According to the Department of Energy buildings are the largest energy consumer in the nation, accounting for more than 40 percent of the nation’s total energy demand and resulting in an annual energy bill totaling $430 billion. It’s estimated that if the U.S. could cut energy use in buildings by 20 percent, it could save nearly $80 billion a year on energy bills.
As a way to help combat these inefficiencies, the DOE’s Building Technologies Office within the Office of Energy Efficiency and Renewable Energy (EERE) has announced a $19 million investment in 18 projects across 4 categories (Sensors and Controls, HVAC and Joining technologies, Window and Building Envelope and Energy Modeling).

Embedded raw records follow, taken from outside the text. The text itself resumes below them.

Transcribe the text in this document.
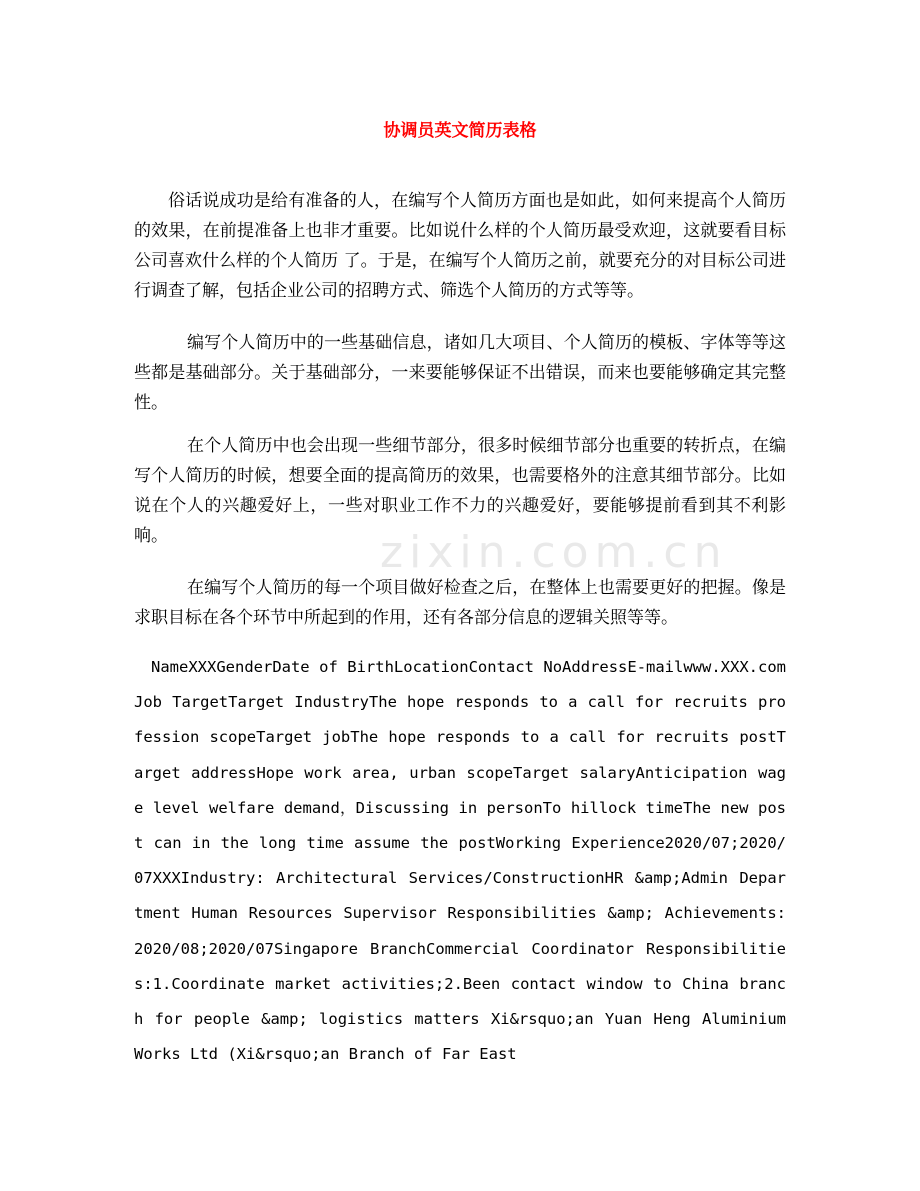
zixin.com.cn
协调员英文简历表格

俗话说成功是给有准备的人，在编写个人简历方面也是如此，如何来提高个人简历的效果，在前提准备上也非才重要。比如说什么样的个人简历最受欢迎，这就要看目标公司喜欢什么样的个人简历 了。于是，在编写个人简历之前，就要充分的对目标公司进行调查了解，包括企业公司的招聘方式、筛选个人简历的方式等等。

编写个人简历中的一些基础信息，诸如几大项目、个人简历的模板、字体等等这些都是基础部分。关于基础部分，一来要能够保证不出错误，而来也要能够确定其完整性。

在个人简历中也会出现一些细节部分，很多时候细节部分也重要的转折点，在编写个人简历的时候，想要全面的提高简历的效果，也需要格外的注意其细节部分。比如说在个人的兴趣爱好上，一些对职业工作不力的兴趣爱好，要能够提前看到其不利影响。

在编写个人简历的每一个项目做好检查之后，在整体上也需要更好的把握。像是求职目标在各个环节中所起到的作用，还有各部分信息的逻辑关照等等。

NameXXXGenderDate of BirthLocationContact NoAddressE-mailwww.XXX.comJob TargetTarget IndustryThe hope responds to a call for recruits profession scopeTarget jobThe hope responds to a call for recruits postTarget addressHope work area, urban scopeTarget salaryAnticipation wage level welfare demand，Discussing in personTo hillock timeThe new post can in the long time assume the postWorking Experience2020/07;2020/07XXXIndustry: Architectural Services/ConstructionHR &amp;Admin Department Human Resources Supervisor Responsibilities &amp; Achievements:2020/08;2020/07Singapore BranchCommercial Coordinator Responsibilities:1.Coordinate market activities;2.Been contact window to China branch for people &amp; logistics matters Xi&rsquo;an Yuan Heng Aluminium Works Ltd (Xi&rsquo;an Branch of Far East
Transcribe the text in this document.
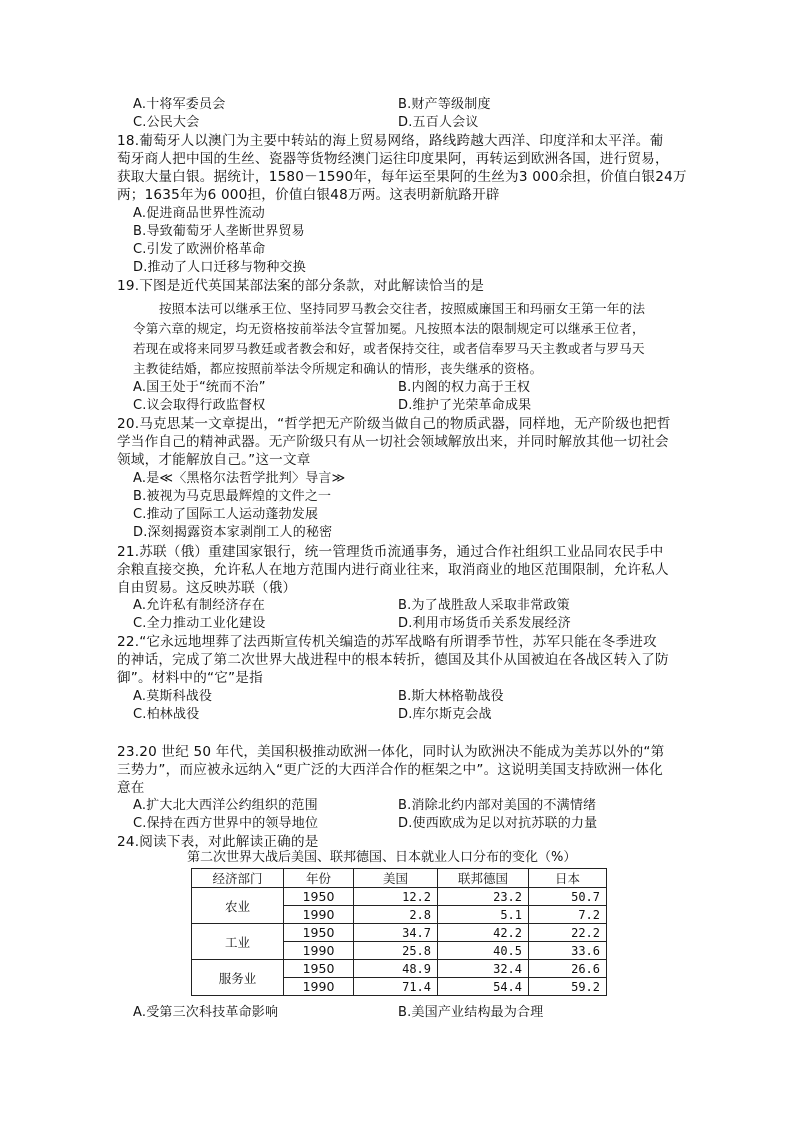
A.十将军委员会	B.财产等级制度
C.公民大会	D.五百人会议
18.葡萄牙人以澳门为主要中转站的海上贸易网络，路线跨越大西洋、印度洋和太平洋。葡
萄牙商人把中国的生丝、瓷器等货物经澳门运往印度果阿，再转运到欧洲各国，进行贸易，
获取大量白银。据统计，1580－1590年，每年运至果阿的生丝为3 000余担，价值白银24万
两；1635年为6 000担，价值白银48万两。这表明新航路开辟
A.促进商品世界性流动
B.导致葡萄牙人垄断世界贸易
C.引发了欧洲价格革命
D.推动了人口迁移与物种交换
19.下图是近代英国某部法案的部分条款，对此解读恰当的是
按照本法可以继承王位、坚持同罗马教会交往者，按照威廉国王和玛丽女王第一年的法
令第六章的规定，均无资格按前举法令宣誓加冕。凡按照本法的限制规定可以继承王位者，
若现在或将来同罗马教廷或者教会和好，或者保持交往，或者信奉罗马天主教或者与罗马天
主教徒结婚，都应按照前举法令所规定和确认的情形，丧失继承的资格。
A.国王处于“统而不治”	B.内阁的权力高于王权
C.议会取得行政监督权	D.维护了光荣革命成果
20.马克思某一文章提出，“哲学把无产阶级当做自己的物质武器，同样地，无产阶级也把哲
学当作自己的精神武器。无产阶级只有从一切社会领域解放出来，并同时解放其他一切社会
领域，才能解放自己。”这一文章
A.是≪〈黑格尔法哲学批判〉导言≫
B.被视为马克思最辉煌的文件之一
C.推动了国际工人运动蓬勃发展
D.深刻揭露资本家剥削工人的秘密
21.苏联（俄）重建国家银行，统一管理货币流通事务，通过合作社组织工业品同农民手中
余粮直接交换，允许私人在地方范围内进行商业往来，取消商业的地区范围限制，允许私人
自由贸易。这反映苏联（俄）
A.允许私有制经济存在	B.为了战胜敌人采取非常政策
C.全力推动工业化建设	D.利用市场货币关系发展经济
22.“它永远地埋葬了法西斯宣传机关编造的苏军战略有所谓季节性，苏军只能在冬季进攻
的神话，完成了第二次世界大战进程中的根本转折，德国及其仆从国被迫在各战区转入了防
御”。材料中的“它”是指
A.莫斯科战役	B.斯大林格勒战役
C.柏林战役	D.库尔斯克会战
23.20 世纪 50 年代，美国积极推动欧洲一体化，同时认为欧洲决不能成为美苏以外的“第
三势力”，而应被永远纳入“更广泛的大西洋合作的框架之中”。这说明美国支持欧洲一体化
意在
A.扩大北大西洋公约组织的范围	B.消除北约内部对美国的不满情绪
C.保持在西方世界中的领导地位	D.使西欧成为足以对抗苏联的力量
24.阅读下表，对此解读正确的是
第二次世界大战后美国、联邦德国、日本就业人口分布的变化（%）
经济部门	年份	美国	联邦德国	日本
农业	1950	12.2	23.2	50.7
	1990	2.8	5.1	7.2
工业	1950	34.7	42.2	22.2
	1990	25.8	40.5	33.6
服务业	1950	48.9	32.4	26.6
	1990	71.4	54.4	59.2
A.受第三次科技革命影响	B.美国产业结构最为合理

One of the winning projects is from PARC to develop a wireless system of peel-and-stick sensor nodes to be placed across buildings.

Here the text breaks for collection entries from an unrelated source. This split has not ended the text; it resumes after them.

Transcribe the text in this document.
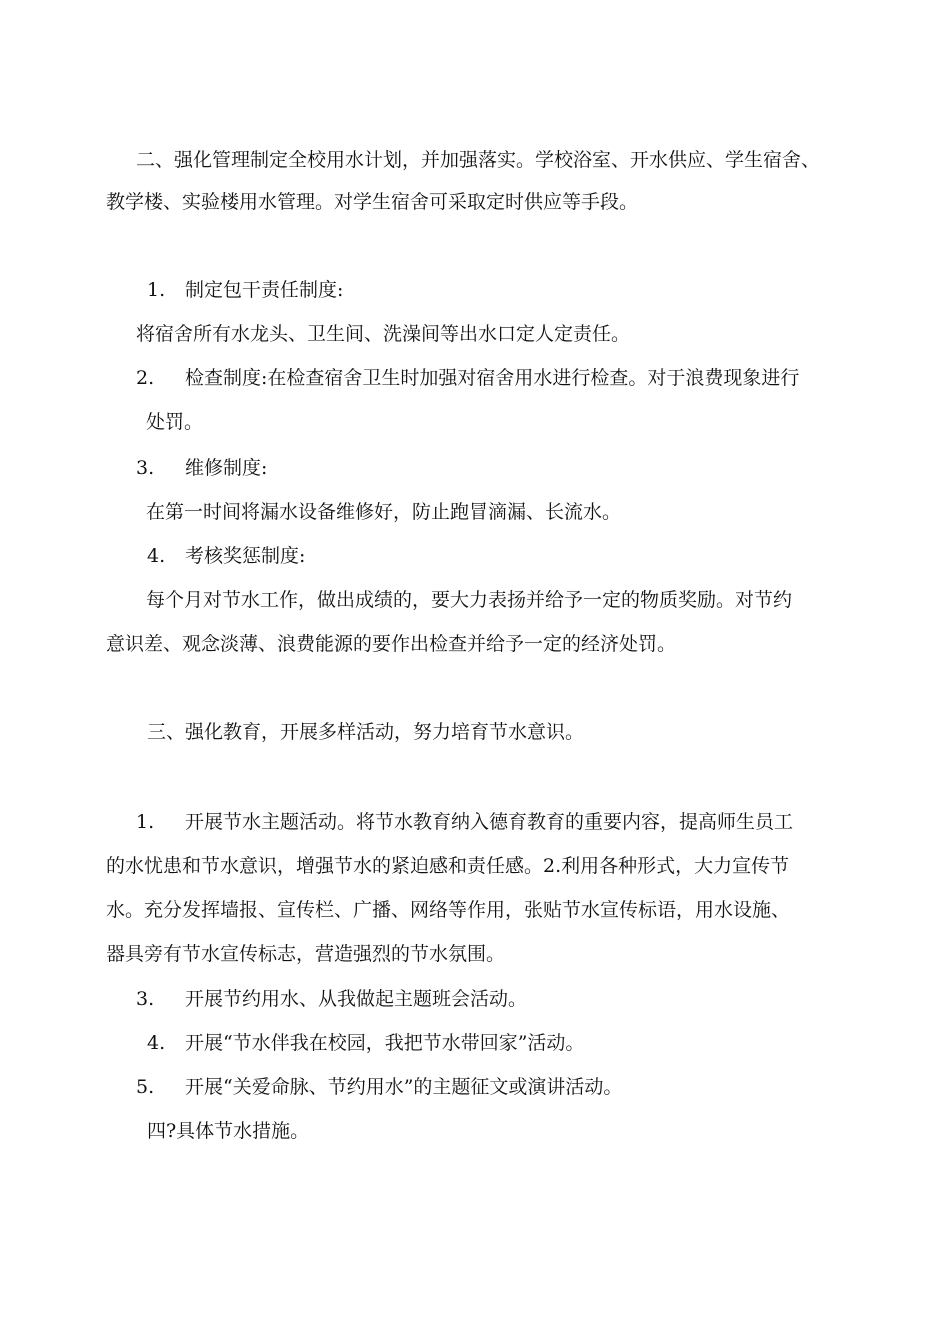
二、强化管理制定全校用水计划，并加强落实。学校浴室、开水供应、学生宿舍、
教学楼、实验楼用水管理。对学生宿舍可采取定时供应等手段。
1. 制定包干责任制度:
将宿舍所有水龙头、卫生间、洗澡间等出水口定人定责任。
2. 检查制度:在检查宿舍卫生时加强对宿舍用水进行检查。对于浪费现象进行
处罚。
3. 维修制度:
在第一时间将漏水设备维修好，防止跑冒滴漏、长流水。
4. 考核奖惩制度:
每个月对节水工作，做出成绩的，要大力表扬并给予一定的物质奖励。对节约
意识差、观念淡薄、浪费能源的要作出检查并给予一定的经济处罚。
三、强化教育，开展多样活动，努力培育节水意识。
1. 开展节水主题活动。将节水教育纳入德育教育的重要内容，提高师生员工
的水忧患和节水意识，增强节水的紧迫感和责任感。2.利用各种形式，大力宣传节
水。充分发挥墙报、宣传栏、广播、网络等作用，张贴节水宣传标语，用水设施、
器具旁有节水宣传标志，营造强烈的节水氛围。
3. 开展节约用水、从我做起主题班会活动。
4. 开展“节水伴我在校园，我把节水带回家”活动。
5. 开展“关爱命脉、节约用水”的主题征文或演讲活动。
四?具体节水措施。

Powered by radio frequency hubs the sensors don’t require a battery, are auto-locating, outfitted with temperature, humidity and light level sensors and can relay their data to building management systems for analysis and improvements.
“Distributed sensing enables richer knowledge of any environment, detecting air quality, temperature, humidity, occupancy, and more,” said David Schwartz, project lead and Manager of Energy Devices and Systems at PARC. “Sensors need to be low-cost, easily deployed, require little or no maintenance, and be able to store enough energy to do their job. PARC’s flexible, printed and hybrid electronics enable the unique peel-and-stick form factor, provide affordable, plug-and-play installation, and allow for remote radio frequency power delivery.”